Vindelle se mit une main tremblante en coupe autour de l’oreille.
« Quoi ? Quoi ?
— Encore ! Salade ! Vindelle ?
— Non, merci.
— Une autre saucisse, alors ?
— Quoi ?
— Saucisse !
— Ça me donne des gaz affreux toute la nuit », répondit Vindelle. Il réfléchit un instant, puis il en prit cinq.
« Euh… cria l’économe, est-ce que vous sauriez, des fois, à quelle heure…
— Hein ?
— À quelle ! Heure ?
— Neuf heures et demie, répondit aussitôt mais indistinctement Vindelle.
— Ben, ça, c’est chouette, fit l’économe. Ça vous laisse le reste de la soirée… euh… libre. »

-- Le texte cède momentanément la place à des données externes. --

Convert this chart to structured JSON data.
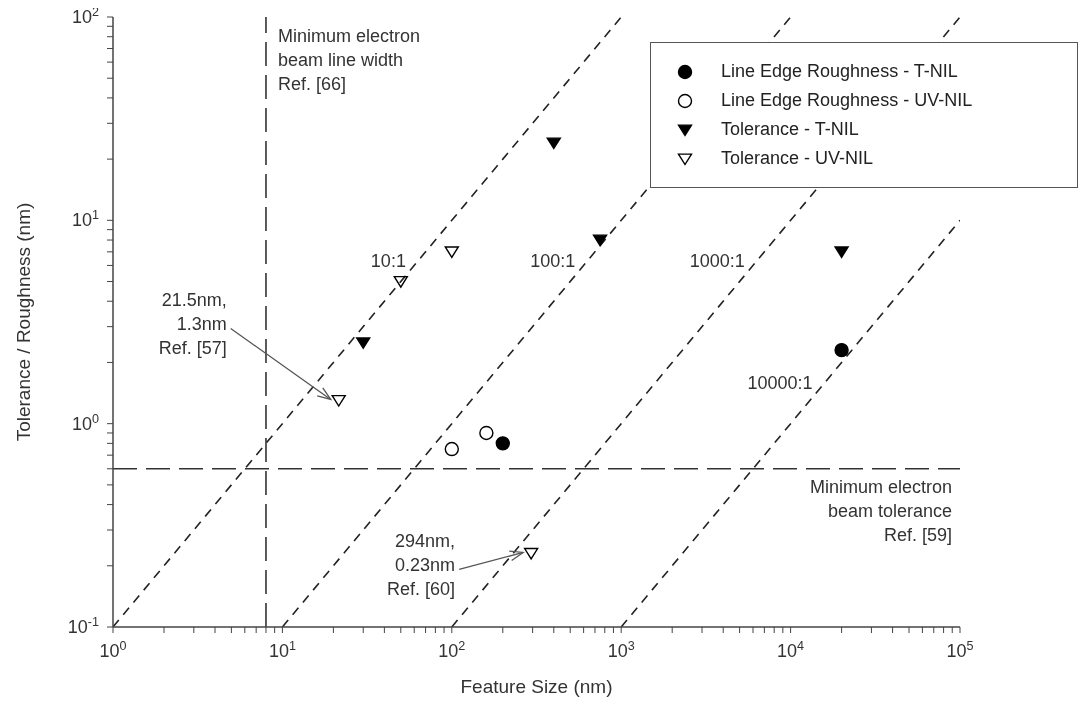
{
  "chart_data": {
    "type": "scatter",
    "xlabel": "Feature Size (nm)",
    "ylabel": "Tolerance / Roughness (nm)",
    "log": "xy",
    "xlim": [
      1,
      100000
    ],
    "ylim": [
      0.1,
      100
    ],
    "xticks": [
      {
        "value": 1,
        "label": "10$^{0}$"
      },
      {
        "value": 2,
        "label": null
      },
      {
        "value": 3,
        "label": null
      },
      {
        "value": 4,
        "label": null
      },
      {
        "value": 5,
        "label": null
      },
      {
        "value": 6,
        "label": null
      },
      {
        "value": 7,
        "label": null
      },
      {
        "value": 8,
        "label": null
      },
      {
        "value": 9,
        "label": null
      },
      {
        "value": 10,
        "label": "10$^{1}$"
      },
      {
        "value": 20,
        "label": null
      },
      {
        "value": 30,
        "label": null
      },
      {
        "value": 40,
        "label": null
      },
      {
        "value": 50,
        "label": null
      },
      {
        "value": 60,
        "label": null
      },
      {
        "value": 70,
        "label": null
      },
      {
        "value": 80,
        "label": null
      },
      {
        "value": 90,
        "label": null
      },
      {
        "value": 100,
        "label": "10$^{2}$"
      },
      {
        "value": 200,
        "label": null
      },
      {
        "value": 300,
        "label": null
      },
      {
        "value": 400,
        "label": null
      },
      {
        "value": 500,
        "label": null
      },
      {
        "value": 600,
        "label": null
      },
      {
        "value": 700,
        "label": null
      },
      {
        "value": 800,
        "label": null
      },
      {
        "value": 900,
        "label": null
      },
      {
        "value": 1000,
        "label": "10$^{3}$"
      },
      {
        "value": 2000,
        "label": null
      },
      {
        "value": 3000,
        "label": null
      },
      {
        "value": 4000,
        "label": null
      },
      {
        "value": 5000,
        "label": null
      },
      {
        "value": 6000,
        "label": null
      },
      {
        "value": 7000,
        "label": null
      },
      {
        "value": 8000,
        "label": null
      },
      {
        "value": 9000,
        "label": null
      },
      {
        "value": 10000,
        "label": "10$^{4}$"
      },
      {
        "value": 20000,
        "label": null
      },
      {
        "value": 30000,
        "label": null
      },
      {
        "value": 40000,
        "label": null
      },
      {
        "value": 50000,
        "label": null
      },
      {
        "value": 60000,
        "label": null
      },
      {
        "value": 70000,
        "label": null
      },
      {
        "value": 80000,
        "label": null
      },
      {
        "value": 90000,
        "label": null
      },
      {
        "value": 100000,
        "label": "10$^{5}$"
      }
    ],
    "yticks": [
      {
        "value": 0.1,
        "label": "10$^{-1}$"
      },
      {
        "value": 0.2,
        "label": null
      },
      {
        "value": 0.3,
        "label": null
      },
      {
        "value": 0.4,
        "label": null
      },
      {
        "value": 0.5,
        "label": null
      },
      {
        "value": 0.6,
        "label": null
      },
      {
        "value": 0.7,
        "label": null
      },
      {
        "value": 0.8,
        "label": null
      },
      {
        "value": 0.9,
        "label": null
      },
      {
        "value": 1,
        "label": "10$^{0}$"
      },
      {
        "value": 2,
        "label": null
      },
      {
        "value": 3,
        "label": null
      },
      {
        "value": 4,
        "label": null
      },
      {
        "value": 5,
        "label": null
      },
      {
        "value": 6,
        "label": null
      },
      {
        "value": 7,
        "label": null
      },
      {
        "value": 8,
        "label": null
      },
      {
        "value": 9,
        "label": null
      },
      {
        "value": 10,
        "label": "10$^{1}$"
      },
      {
        "value": 20,
        "label": null
      },
      {
        "value": 30,
        "label": null
      },
      {
        "value": 40,
        "label": null
      },
      {
        "value": 50,
        "label": null
      },
      {
        "value": 60,
        "label": null
      },
      {
        "value": 70,
        "label": null
      },
      {
        "value": 80,
        "label": null
      },
      {
        "value": 90,
        "label": null
      },
      {
        "value": 100,
        "label": "10$^{2}$"
      }
    ],
    "legend": "top right",
    "series": [
      {
        "name": "Line Edge Roughness - T-NIL",
        "color": "#000000",
        "marker": "circle",
        "x": [
          200,
          20000
        ],
        "values": [
          0.8,
          2.3
        ]
      },
      {
        "name": "Line Edge Roughness - UV-NIL",
        "color": "#000000",
        "marker": "circle-open",
        "x": [
          100,
          160
        ],
        "values": [
          0.75,
          0.9
        ]
      },
      {
        "name": "Tolerance - T-NIL",
        "color": "#000000",
        "marker": "triangle-down",
        "x": [
          30,
          400,
          750,
          20000
        ],
        "values": [
          2.5,
          24,
          8,
          7
        ]
      },
      {
        "name": "Tolerance - UV-NIL",
        "color": "#000000",
        "marker": "triangle-down-open",
        "x": [
          21.5,
          50,
          100,
          294
        ],
        "values": [
          1.3,
          5,
          7,
          0.23
        ]
      },
      {
        "name": "10:1",
        "type": "line",
        "color": "#222222",
        "line_style": "dashed",
        "marker": "none",
        "x": [
          1,
          1000
        ],
        "values": [
          0.1,
          100
        ]
      },
      {
        "name": "100:1",
        "type": "line",
        "color": "#222222",
        "line_style": "dashed",
        "marker": "none",
        "x": [
          10,
          10000
        ],
        "values": [
          0.1,
          100
        ]
      },
      {
        "name": "1000:1",
        "type": "line",
        "color": "#222222",
        "line_style": "dashed",
        "marker": "none",
        "x": [
          100,
          100000
        ],
        "values": [
          0.1,
          100
        ]
      },
      {
        "name": "10000:1",
        "type": "line",
        "color": "#222222",
        "line_style": "dashed",
        "marker": "none",
        "x": [
          1000,
          100000
        ],
        "values": [
          0.1,
          10
        ]
      }
    ],
    "ref_lines": [
      {
        "axis": "x",
        "value": 8,
        "label": "Minimum electron\nbeam line width\nRef. [66]",
        "color": "#333333",
        "line_style": "dashed"
      },
      {
        "axis": "y",
        "value": 0.6,
        "label": "Minimum electron\nbeam tolerance\nRef. [59]",
        "color": "#333333",
        "line_style": "dashed"
      }
    ],
    "annotations": [
      {
        "text": "21.5nm,\n1.3nm\nRef. [57]",
        "x": 21.5,
        "y": 1.3
      },
      {
        "text": "294nm,\n0.23nm\nRef. [60]",
        "x": 294,
        "y": 0.23
      }
    ]
  }
}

Vindelle farfouilla dans les replis innommables de son fauteuil roulant, véritable cimetière pour coussins flétris, livres écornés et vieux bonbons à demi sucés. Il brandit un petit bouquin à couverture verte et le fourra dans les mains de l’économe.
L’économe le retourna. Griffonnés sur la couverture, s’étalaient les mots : Vindelle Pounze — Son Journale. Un bout de couenne de jambon marquait la page du jour.
Au chapitre des « choses à faire », on avait écrit en pattes de mouche : Mourir.
L’économe ne put s’empêcher de tourner la page.
Oui. À la date du lendemain, « choses à faire » : Naître.
Son regard glissa en coin vers une petite table en bordure de la salle. Malgré la cohue, il restait une zone dégagée autour d’elle, comme si elle bénéficiait d’un espace personnel que nul ne devait franchir.
La cérémonie du Départ imposait des mesures particulières en ce qui concernait la table. Elle devait être revêtue d’un tissu noir brodé de quelques symboles magiques. Elle supportait une assiette remplie d’un assortiment des meilleurs canapés. Et un verre de vin. À l’issue d’une discussion interminable entre mages, on y avait aussi ajouté un chapeau en carton rigolo.
Tout le monde avait l’air d’attendre.
L’économe sortit sa montre et ouvrit le couvercle d’une pichenette.